Skip to content

tailscale-operator Runbook

Metadata

Field Value
Service tailscale-operator
Criticality Tier 1
Owner Platform / Networking owner
Namespace tailscale
Clusters ozilab
Last validated 2026-04-22
Related service page ../services/tailscale-operator.md

Trigger Conditions

  • Public ozilab routes stop responding after the Cloudflare to Tailscale cutover.
  • The generated ts.net hostname does not resolve or does not answer on 443.
  • The operator fails to join the tailnet.
  • Funnel is enabled in manifests but not actually advertised publicly.

1. Health Checks

Use these commands first to establish scope.
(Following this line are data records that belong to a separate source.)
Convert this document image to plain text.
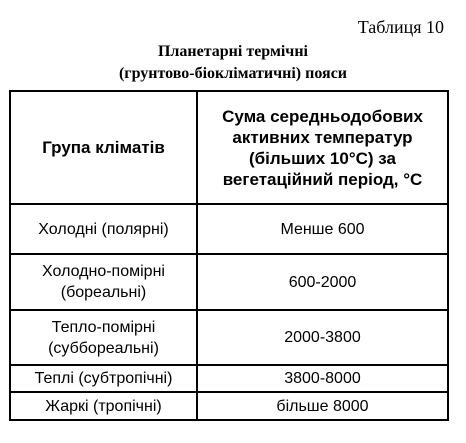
Таблиця 10
Планетарні термічні
(грунтово-біокліматичні) пояси
Група кліматів	Сума середньодобових
активних температур
(більших 10°С) за
вегетаційний період, °С

Холодні (полярні)	Менше 600

Холодно-помірні
(бореальні)	600-2000

Тепло-помірні
(суббореальні)	2000-3800

Теплі (субтропічні)	3800-8000

Жаркі (тропічні)	більше 8000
kubectl -n tailscale get deploy,pod,svc,secret
kubectl -n tailscale get secret operator-oauth
kubectl -n tailscale logs deploy/operator --tail=200
kubectl -n traefik get ingress traefik-tailscale-funnel -o wide
kubectl -n traefik describe ingress traefik-tailscale-funnel
kubectl get ingressclass tailscale

Probe verification

The operator itself is a standard deployment. The generated ingress proxy pods are created dynamically in the tailscale namespace.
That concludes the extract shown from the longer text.